Ericabro · 28/01/2022 10:16

She could make a will that states he is allowed to live in her house upon her death but that when he dies the house becomes the property of her children

JustLyra · 28/01/2022 10:27

@GETTINGLIKEMYMOTHER

A will made in anticipation of marriage is presumably to cover unlikely events like one or both of them being killed on the honeymoon. Or on the way back from the church or reg office, come to that.

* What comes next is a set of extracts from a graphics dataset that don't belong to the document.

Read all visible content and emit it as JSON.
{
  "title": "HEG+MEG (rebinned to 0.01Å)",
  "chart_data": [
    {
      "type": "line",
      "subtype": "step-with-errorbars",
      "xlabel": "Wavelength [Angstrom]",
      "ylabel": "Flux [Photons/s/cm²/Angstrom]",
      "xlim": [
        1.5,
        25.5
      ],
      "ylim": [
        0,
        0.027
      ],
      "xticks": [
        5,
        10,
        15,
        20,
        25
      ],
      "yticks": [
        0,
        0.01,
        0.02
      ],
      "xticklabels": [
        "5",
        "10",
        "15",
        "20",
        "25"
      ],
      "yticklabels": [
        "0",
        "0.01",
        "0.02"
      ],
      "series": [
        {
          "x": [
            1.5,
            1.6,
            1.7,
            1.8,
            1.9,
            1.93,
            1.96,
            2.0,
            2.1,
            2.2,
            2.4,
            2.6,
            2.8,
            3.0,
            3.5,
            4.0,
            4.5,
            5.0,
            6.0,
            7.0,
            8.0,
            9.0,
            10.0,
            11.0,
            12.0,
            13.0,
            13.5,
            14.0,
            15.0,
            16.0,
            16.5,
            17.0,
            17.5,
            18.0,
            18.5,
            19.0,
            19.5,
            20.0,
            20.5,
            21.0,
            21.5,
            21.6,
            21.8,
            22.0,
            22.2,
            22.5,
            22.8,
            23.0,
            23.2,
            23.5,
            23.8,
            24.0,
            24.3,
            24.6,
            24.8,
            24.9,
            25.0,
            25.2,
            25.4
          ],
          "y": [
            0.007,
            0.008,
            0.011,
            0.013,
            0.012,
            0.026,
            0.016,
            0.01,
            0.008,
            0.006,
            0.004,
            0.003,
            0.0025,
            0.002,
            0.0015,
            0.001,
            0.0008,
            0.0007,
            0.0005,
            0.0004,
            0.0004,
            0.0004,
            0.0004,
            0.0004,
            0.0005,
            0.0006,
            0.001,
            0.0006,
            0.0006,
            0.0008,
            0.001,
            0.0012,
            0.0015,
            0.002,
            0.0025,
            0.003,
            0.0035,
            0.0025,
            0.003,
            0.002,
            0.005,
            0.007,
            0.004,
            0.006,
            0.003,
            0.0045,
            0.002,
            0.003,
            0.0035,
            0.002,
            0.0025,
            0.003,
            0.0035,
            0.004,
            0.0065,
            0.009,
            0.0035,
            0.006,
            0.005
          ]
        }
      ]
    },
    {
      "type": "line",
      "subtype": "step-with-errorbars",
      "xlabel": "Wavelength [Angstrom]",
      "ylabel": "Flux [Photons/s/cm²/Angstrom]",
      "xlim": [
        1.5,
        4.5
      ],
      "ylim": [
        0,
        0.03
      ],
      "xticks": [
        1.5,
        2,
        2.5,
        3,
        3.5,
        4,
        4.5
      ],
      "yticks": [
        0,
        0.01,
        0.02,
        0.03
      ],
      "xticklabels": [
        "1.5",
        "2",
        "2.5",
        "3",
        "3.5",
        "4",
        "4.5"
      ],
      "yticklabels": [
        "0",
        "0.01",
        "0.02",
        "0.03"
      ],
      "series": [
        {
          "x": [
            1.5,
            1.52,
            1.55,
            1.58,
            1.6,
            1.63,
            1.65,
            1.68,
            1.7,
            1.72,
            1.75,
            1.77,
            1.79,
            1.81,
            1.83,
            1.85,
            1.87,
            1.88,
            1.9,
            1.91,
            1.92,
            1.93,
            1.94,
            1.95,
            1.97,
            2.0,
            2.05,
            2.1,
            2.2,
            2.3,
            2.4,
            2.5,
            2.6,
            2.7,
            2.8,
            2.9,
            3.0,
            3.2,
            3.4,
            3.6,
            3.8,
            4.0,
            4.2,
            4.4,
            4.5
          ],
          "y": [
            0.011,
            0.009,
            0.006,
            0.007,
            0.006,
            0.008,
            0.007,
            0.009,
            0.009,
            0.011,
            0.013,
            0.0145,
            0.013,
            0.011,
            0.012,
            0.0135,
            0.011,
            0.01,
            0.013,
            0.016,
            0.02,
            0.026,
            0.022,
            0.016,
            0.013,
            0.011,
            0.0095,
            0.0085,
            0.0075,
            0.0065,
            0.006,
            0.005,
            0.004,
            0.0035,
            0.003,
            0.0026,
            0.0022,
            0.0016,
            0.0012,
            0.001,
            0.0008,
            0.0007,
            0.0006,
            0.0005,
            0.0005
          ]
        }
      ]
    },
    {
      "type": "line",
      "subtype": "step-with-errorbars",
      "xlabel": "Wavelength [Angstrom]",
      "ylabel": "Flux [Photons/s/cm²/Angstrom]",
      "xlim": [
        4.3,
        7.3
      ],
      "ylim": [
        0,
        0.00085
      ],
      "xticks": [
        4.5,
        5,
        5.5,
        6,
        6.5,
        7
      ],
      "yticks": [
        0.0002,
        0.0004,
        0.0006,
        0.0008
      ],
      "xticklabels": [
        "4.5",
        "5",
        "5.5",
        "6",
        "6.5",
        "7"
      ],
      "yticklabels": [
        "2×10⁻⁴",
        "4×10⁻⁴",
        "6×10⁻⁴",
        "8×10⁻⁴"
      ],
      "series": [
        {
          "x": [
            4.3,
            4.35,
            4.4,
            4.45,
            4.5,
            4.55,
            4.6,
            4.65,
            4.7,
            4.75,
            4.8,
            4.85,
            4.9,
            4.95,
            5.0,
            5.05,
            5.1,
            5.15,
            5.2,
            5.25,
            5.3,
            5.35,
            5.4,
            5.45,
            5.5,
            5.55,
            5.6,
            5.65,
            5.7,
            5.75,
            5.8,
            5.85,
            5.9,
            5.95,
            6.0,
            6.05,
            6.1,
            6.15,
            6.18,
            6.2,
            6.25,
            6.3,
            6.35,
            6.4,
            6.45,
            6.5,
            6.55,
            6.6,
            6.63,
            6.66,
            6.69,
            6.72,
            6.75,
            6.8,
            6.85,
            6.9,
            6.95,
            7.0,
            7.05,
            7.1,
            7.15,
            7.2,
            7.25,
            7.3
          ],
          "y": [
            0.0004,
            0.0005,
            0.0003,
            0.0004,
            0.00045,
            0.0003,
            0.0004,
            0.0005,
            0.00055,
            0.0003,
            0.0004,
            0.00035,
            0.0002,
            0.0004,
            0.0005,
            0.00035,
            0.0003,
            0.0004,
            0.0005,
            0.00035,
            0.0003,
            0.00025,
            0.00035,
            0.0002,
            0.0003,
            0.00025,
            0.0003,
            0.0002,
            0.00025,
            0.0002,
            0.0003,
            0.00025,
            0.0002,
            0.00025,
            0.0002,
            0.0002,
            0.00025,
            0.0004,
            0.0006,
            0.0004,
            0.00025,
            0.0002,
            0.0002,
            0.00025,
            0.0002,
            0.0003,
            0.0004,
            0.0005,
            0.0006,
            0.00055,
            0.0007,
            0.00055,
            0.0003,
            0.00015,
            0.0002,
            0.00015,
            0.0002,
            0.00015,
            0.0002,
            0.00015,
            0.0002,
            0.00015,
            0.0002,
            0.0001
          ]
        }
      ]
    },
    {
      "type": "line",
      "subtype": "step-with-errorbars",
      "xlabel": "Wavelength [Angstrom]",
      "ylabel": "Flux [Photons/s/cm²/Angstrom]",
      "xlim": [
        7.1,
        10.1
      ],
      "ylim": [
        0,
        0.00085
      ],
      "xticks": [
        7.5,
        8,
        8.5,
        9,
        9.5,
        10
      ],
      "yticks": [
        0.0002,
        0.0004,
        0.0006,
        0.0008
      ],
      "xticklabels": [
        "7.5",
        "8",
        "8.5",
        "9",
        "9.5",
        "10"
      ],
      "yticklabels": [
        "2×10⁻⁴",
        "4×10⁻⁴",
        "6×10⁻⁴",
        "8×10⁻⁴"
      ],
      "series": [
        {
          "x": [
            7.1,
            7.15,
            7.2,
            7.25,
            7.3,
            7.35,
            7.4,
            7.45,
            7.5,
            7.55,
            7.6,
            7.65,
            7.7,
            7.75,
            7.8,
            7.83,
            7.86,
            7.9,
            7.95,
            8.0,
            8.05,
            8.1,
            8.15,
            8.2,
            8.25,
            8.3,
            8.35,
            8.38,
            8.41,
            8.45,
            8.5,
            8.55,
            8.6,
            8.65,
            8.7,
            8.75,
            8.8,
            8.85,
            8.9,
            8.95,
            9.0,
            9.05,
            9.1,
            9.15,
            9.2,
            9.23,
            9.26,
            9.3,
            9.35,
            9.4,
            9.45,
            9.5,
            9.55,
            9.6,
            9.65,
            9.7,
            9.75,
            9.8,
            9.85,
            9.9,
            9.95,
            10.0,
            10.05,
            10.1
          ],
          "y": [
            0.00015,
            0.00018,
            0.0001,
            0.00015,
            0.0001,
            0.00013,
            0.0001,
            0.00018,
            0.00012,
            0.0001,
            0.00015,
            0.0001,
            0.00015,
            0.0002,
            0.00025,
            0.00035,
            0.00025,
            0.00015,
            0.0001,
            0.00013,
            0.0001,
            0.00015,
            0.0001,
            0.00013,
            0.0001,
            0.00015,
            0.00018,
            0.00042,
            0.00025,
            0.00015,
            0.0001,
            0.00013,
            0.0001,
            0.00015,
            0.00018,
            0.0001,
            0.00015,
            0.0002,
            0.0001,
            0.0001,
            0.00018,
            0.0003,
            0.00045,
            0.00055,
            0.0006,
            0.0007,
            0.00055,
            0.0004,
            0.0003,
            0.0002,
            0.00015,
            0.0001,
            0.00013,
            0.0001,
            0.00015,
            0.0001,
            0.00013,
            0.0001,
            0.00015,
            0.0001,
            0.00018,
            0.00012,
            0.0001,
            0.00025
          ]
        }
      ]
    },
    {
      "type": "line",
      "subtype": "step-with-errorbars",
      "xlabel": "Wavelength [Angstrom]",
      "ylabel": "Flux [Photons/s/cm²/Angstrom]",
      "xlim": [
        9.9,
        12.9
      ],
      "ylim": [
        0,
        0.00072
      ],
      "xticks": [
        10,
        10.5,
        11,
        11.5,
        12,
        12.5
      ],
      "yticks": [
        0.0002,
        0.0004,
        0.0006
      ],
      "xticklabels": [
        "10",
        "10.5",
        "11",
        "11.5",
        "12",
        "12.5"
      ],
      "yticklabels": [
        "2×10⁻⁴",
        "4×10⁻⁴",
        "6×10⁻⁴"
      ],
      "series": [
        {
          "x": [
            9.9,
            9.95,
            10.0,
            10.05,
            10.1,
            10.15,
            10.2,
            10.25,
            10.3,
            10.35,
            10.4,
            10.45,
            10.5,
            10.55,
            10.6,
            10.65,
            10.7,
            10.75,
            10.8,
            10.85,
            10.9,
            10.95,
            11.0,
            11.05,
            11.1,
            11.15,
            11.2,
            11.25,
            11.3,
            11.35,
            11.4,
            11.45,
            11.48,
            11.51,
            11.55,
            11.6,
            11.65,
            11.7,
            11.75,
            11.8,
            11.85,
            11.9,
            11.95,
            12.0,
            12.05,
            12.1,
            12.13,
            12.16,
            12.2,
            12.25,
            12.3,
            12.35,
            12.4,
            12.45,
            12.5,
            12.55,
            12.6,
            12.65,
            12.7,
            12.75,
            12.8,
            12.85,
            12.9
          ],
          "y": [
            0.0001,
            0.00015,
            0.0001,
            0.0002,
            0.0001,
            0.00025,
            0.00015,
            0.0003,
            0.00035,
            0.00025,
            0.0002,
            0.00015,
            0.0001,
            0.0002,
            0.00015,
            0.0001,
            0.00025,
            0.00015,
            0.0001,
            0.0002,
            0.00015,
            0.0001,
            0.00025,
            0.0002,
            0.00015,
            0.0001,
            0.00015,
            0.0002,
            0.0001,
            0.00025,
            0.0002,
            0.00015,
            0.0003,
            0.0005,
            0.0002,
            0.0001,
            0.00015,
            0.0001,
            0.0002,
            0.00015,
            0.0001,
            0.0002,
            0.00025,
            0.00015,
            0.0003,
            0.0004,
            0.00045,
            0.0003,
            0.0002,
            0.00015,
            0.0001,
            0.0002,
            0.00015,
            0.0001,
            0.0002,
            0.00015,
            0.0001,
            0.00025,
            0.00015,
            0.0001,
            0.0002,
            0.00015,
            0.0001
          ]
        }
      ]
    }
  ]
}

TBH the demands of the grabby would-be bridegroom make me wonder whether he’s planning to bump her off!

A will made in anticipation of marriage is to prevent the automatic inheritance rights with an intestate situation, (which is what it would be with an old invalid will) be that to the benefit or detriment of the new spouse.
GETTINGLIKEMYMOTHER · 28/01/2022 10:29

@ThanksIGotItInMorrisons

Don’t marry him. If she feels she really Must then I’d get a prenup. No way I’d work my arse off to leave my kids a chance at a future then have it all given to someone else’s kids. Nip that RIGHT in the bud.
AFAIK prenups are not enforceable in the U.K.
FlamingRoses · 28/01/2022 10:42

What a stupid question. Obviously he’s an arsehole. I wouldn’t marry him on principle and I’d leave everything to my own children / his children and cut him out.

Chloemol · 28/01/2022 10:48

She sees a solicitor and protects her interests, puts the house and assists into a trust so husband gets the right to live there, then it goes into her children on his death

Better yet she shouldn't marry him

Mia85 · 28/01/2022 10:50

Do also be aware that if they live together unmarried and she supports him then he could also challenge the will under the inheritance act if it doesn't provide for him. She'll be in a stronger position if she doesn't marry him but it doesn't solve all the potential problems.

Personally I would run as far as possible if I were her but if she is going to stay with him a chat with a lawyer would be a good idea.

aSofaNearYou · 28/01/2022 10:50

This has got to be one of the cheekiest things I have ever read. She needs to protect her assets!

Mia85 · 28/01/2022 10:51

AFAIK prenups are not enforceable in the U.K.

They're not enforceable but can be very influential if done in the right way i.e. with legal advice for both parties and full disclosure of the assets etc.

GreenFingersWouldBeHandy · 28/01/2022 10:54

Can you even write someone out of the will if you are married?

Of course you can. You can leave whatever you want to whoever you want.

And this is none of your business anyway.